Effect of suppression of pbp2 transcription on growth of MRSA strain COL and MSSA strain RN4220. (a) Bacterial cultures grown on solid medium (TSA) supplemented or not supplemented with IPTG. Sector A, COLpPBP2iII-1; Sector B, COLpPBP2iII-5; Sector C, RNpPBP2iII-1; Sector D, RNpPBP2iII-5. (b) Northern blot hybridization with probe for pbp2. Lanes A, COLpPBP2iII-1 lanes B, COLpPBP2iII-5. Lane COL contained wild-type strain COL. RNA was prepared from cultures grown with or without 0.5 mM IPTG.

FIG. 2

Effect of suppression of pbp2 transcription on growth of MRSA strain COL and MSSA strain RN4220. Growth of the cultures in liquid medium was monitored by determining OD₆₂₀. Symbols: ■ and □, COLpPBP2iII-5 grown with and without IPTG, respectively; ▴ and ▵, RNpPBP2iII-5 grown with and without IPTG, respectively.
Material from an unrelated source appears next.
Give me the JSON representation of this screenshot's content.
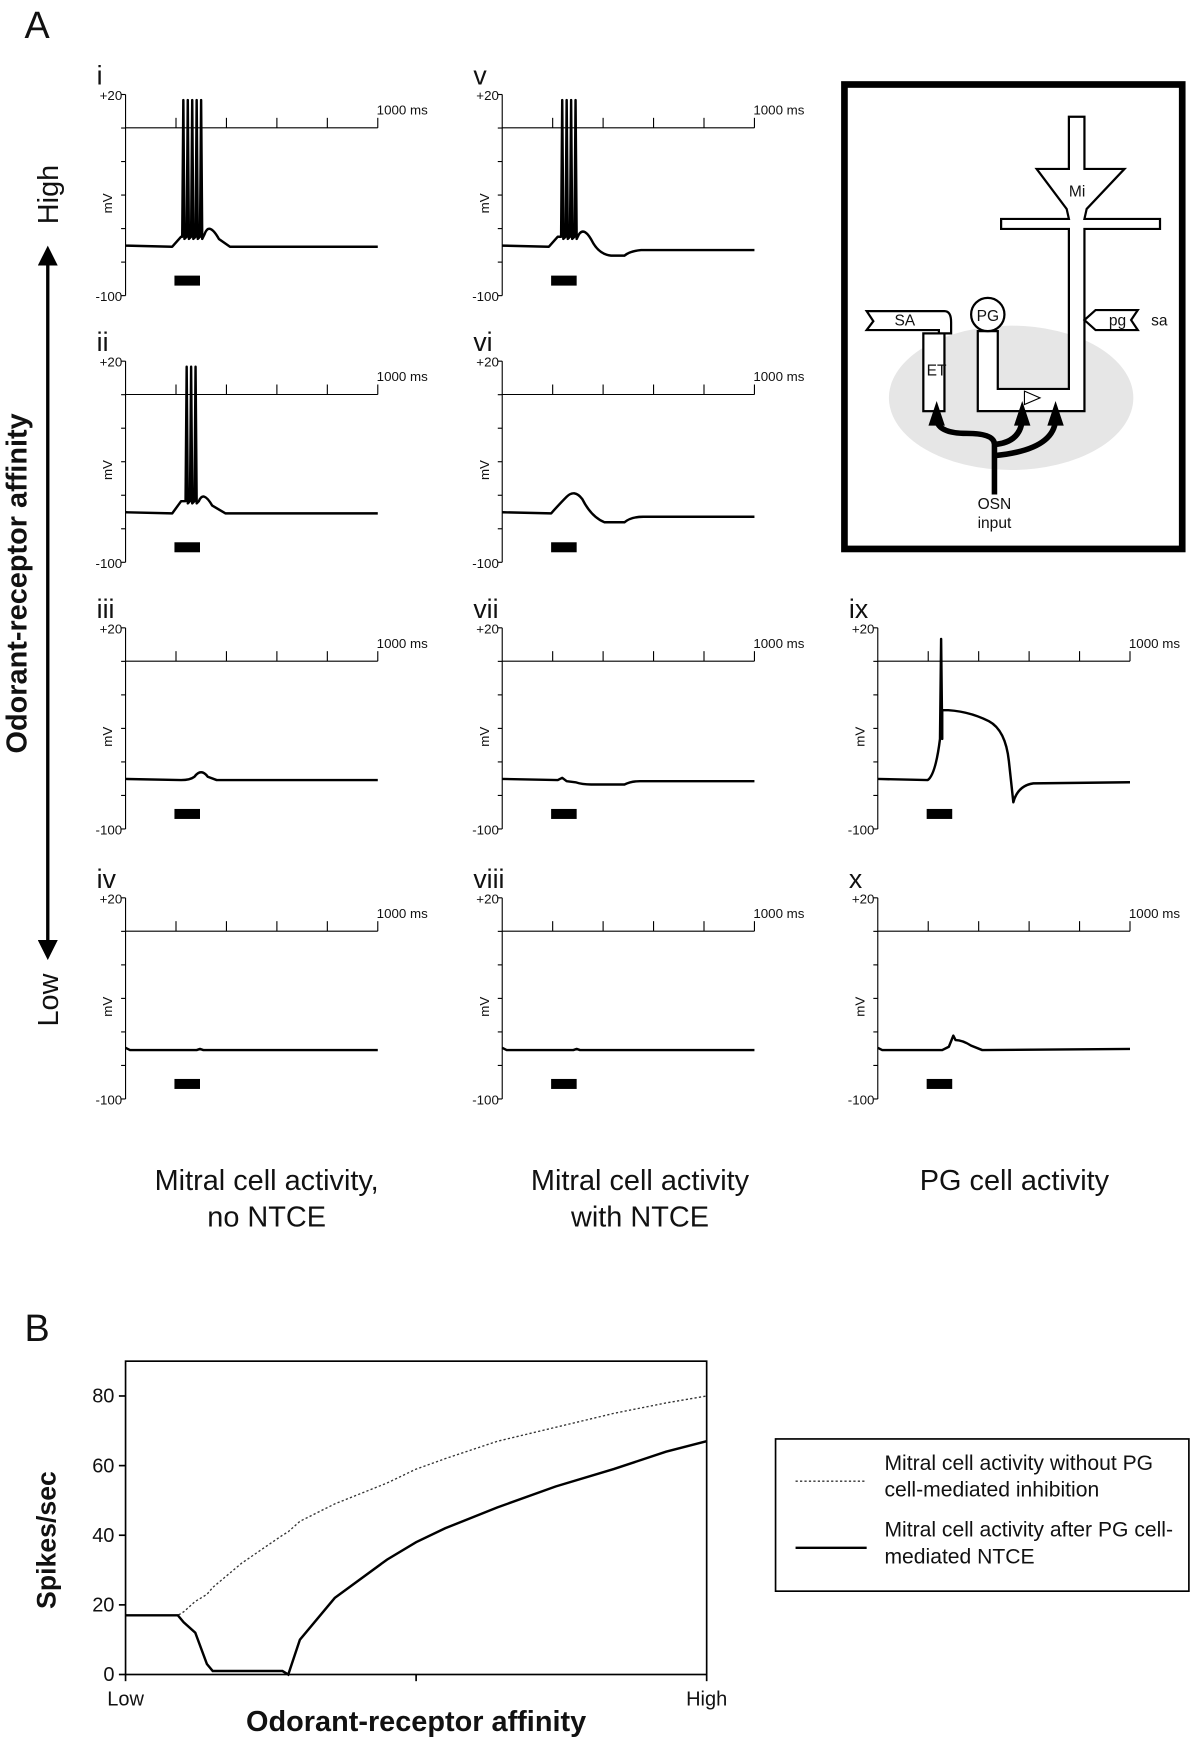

Cultures were grown until the OD₆₂₀ was approximately 0.2. At that point (indicated by grey and black arrows for RNpPBP2iII-5 and COLpPBP2iII-5, respectively), the IPTG was removed by washing, the cells were resuspended in fresh medium without inducer, and each culture was divided into two portions, only one of which was supplemented with 0.5 mM IPTG. We continued to monitor the OD₆₂₀ after this.

FIG. 3

Effect of suppression of pbp2 transcription on growth of MRSA strain COL and its isogenic derivative RUSA4 with inactivated mecA gene. Bacterial cultures were grown on solid medium (TSA) supplemented or not supplemented with IPTG. Sector A, COLpPBP2iC-3 construct; Sector B, RUSA4pPBP2iC-3 construct.

FIG. 4

Effect of suppression of pbp2 transcription on growth of MRSA strain COL and its isogenic derivative RUSA4 with inactivated mecA gene. Growth of the cultures in liquid medium was monitored by determining the OD₆₂₀. Symbols: ■ and □, COLpPBP2iC-2 grown with and without IPTG, respectively; ▴ and ▵, RUSA4pPBP2iC-2 grown with and without IPTG, respectively. Cultures were allowed to grow until the OD₆₂₀ was approximately 0.2. At that point (indicated by grey and black arrows for RUSA4pPBP2iC-2 and COL pPBP2iC-2, respectively) the IPTG was removed by washing, the cells were resuspended in fresh medium without inducer, and each culture was divided into two portions, only one of which was supplemented with 0.5 mM IPTG. We continued to monitor the OD₆₂₀ after this.

FIG. 5

Effect of PBP2 deficit on the muropeptide composition of the cell walls of MRSA strain COL. We determined the HPLC profiles of COLpPBP2iII-5 grown in the presence (A) and in the absence (B) of IPTG, as well as the HPLC profile of strain COL grown in the presence of 1 μg of oxacillin per ml (C). Muropeptides were purified and separated by HPLC as described in the text.

FIG. 6

Morphological abnormalities in MRSA strain COL grown with a deficit of PBP2. Strain COL was grown in TSB (A and B), and construct COLpPBP2iII-5 was grown in medium without ITPG (C and D). Thin sections of bacteria were analyzed by electron microscopy. Bars = 1 μm.